Catinca Untaru was super sweet as Alexandria and entirely credible. She had this wide-eyed gaze that reminded me of Brett Kelly in ‘Bad Santa‘. I have one major beef, though, and it’s her accent, which was pronounced enough that I ended up putting the subtitles on. It’s not her fault, though – it’s mostly due to the fact that children have high-pitched voices and often mumble. The combination made most of what she said virtually indecipherable.
Another issue I had was that Singh used elements that were far too obvious to me, such as three segments directly culled from ‘Baraka‘, Beethoven’s “Symphony no. 7”, art based on Dali’s work, music inspired by Brian Eno’s work on the Qatsi Trilogy, …etc. Even the Blu-ray’s menu had music that I recognized in ‘Cyrano de Bergerac‘. Intentional or not, the references were clear. Well, as they say, if you’re going to borrow…
Otherwise, I was quite enchanted with this film. The storytelling aspect was somewhat reminiscent of ‘The Princess Bride‘, but the tone and structure are completely different, so it would be unfair to suggest that this was an influence – many tales/films revolve around storytelling, or fantasy/dreamlike narratives, including ‘Alice in Wonderland‘, ‘Edward Scissorhands‘ and even ‘The Big Lebowski‘.

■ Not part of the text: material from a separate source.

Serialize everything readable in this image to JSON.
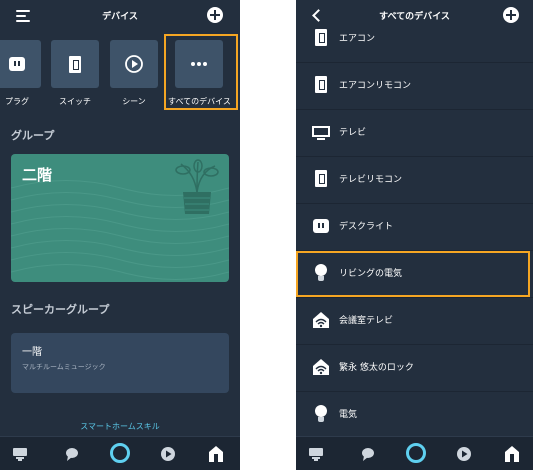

I loved the basic plot of the 1915 sequence, but also really enjoyed the fantasy adventure that we are taken on, a quest for revenge by six diverse personages (an Indian warrior, an Italian, a mystic, an former slave, a swashbuckling bandit and… Charles Darwin) against a man known only as Governor Odious. In trying to find him, they end up traveling the world over, including China, France, India, Indonesia, Italy, Namibia, and Spain.
Singh claims to not have used any special effects to embellish the locations. If that’s true, he and his crew have done a remarkable job: everything is astonishingly beautiful or immensely impressive. Granted, the locations were all likely picked for their awe-inspiring qualities (why create it when it’s already out there?), but the way it was put together was nothing short of miraculous – you’d half-expect all of it to be conceived by cgi artists. And yet it’s all real.
Tales of revenge are a dime a dozen, but ‘The Fall’ stands out in that it’s not truly about vengeance – it’s the interpretation of Roy’s current frustrations intermingled with a child’s imagination. It isn’t particularly violent even though there is subtext that suggests a more mature take lies right below the surface; no doubt had the girl been older, she would have translated much of it very differently.
‘The Fall’ likely requires a few viewings to grasp entirely; the eye candy alone is so overwhelming that it’s impossible to appreciate all of it in one sitting, let alone all of it. While I find it less captivating, less magical, than Singh undoubtedly intended, it remains an achievement on many levels: Singh put his vision on screen independently and on his own terms, there are few movies like it (Terry Gilliam’s work comes closest), and for many reasons it compels one to watch it again.
For these reasons alone, it’s a film that should be seen and discussed. Even if it didn’t get an audience upon its release (few independent pictures do), it doesn’t mean that it’s undeserving. In fact, ‘The Fall’ should have been an event picture with much more recognition than it got. But, as many filmmakers will attest (Gilliam, in particular), it’s not always so simple – between studio politics and improper publicity, some gems remain undiscovered by the masses.
I truly hope that ‘The Fall’ will get a new lease on life with home video. Who knows, perhaps it will be reconsidered and gain recognition over time. One can always dream.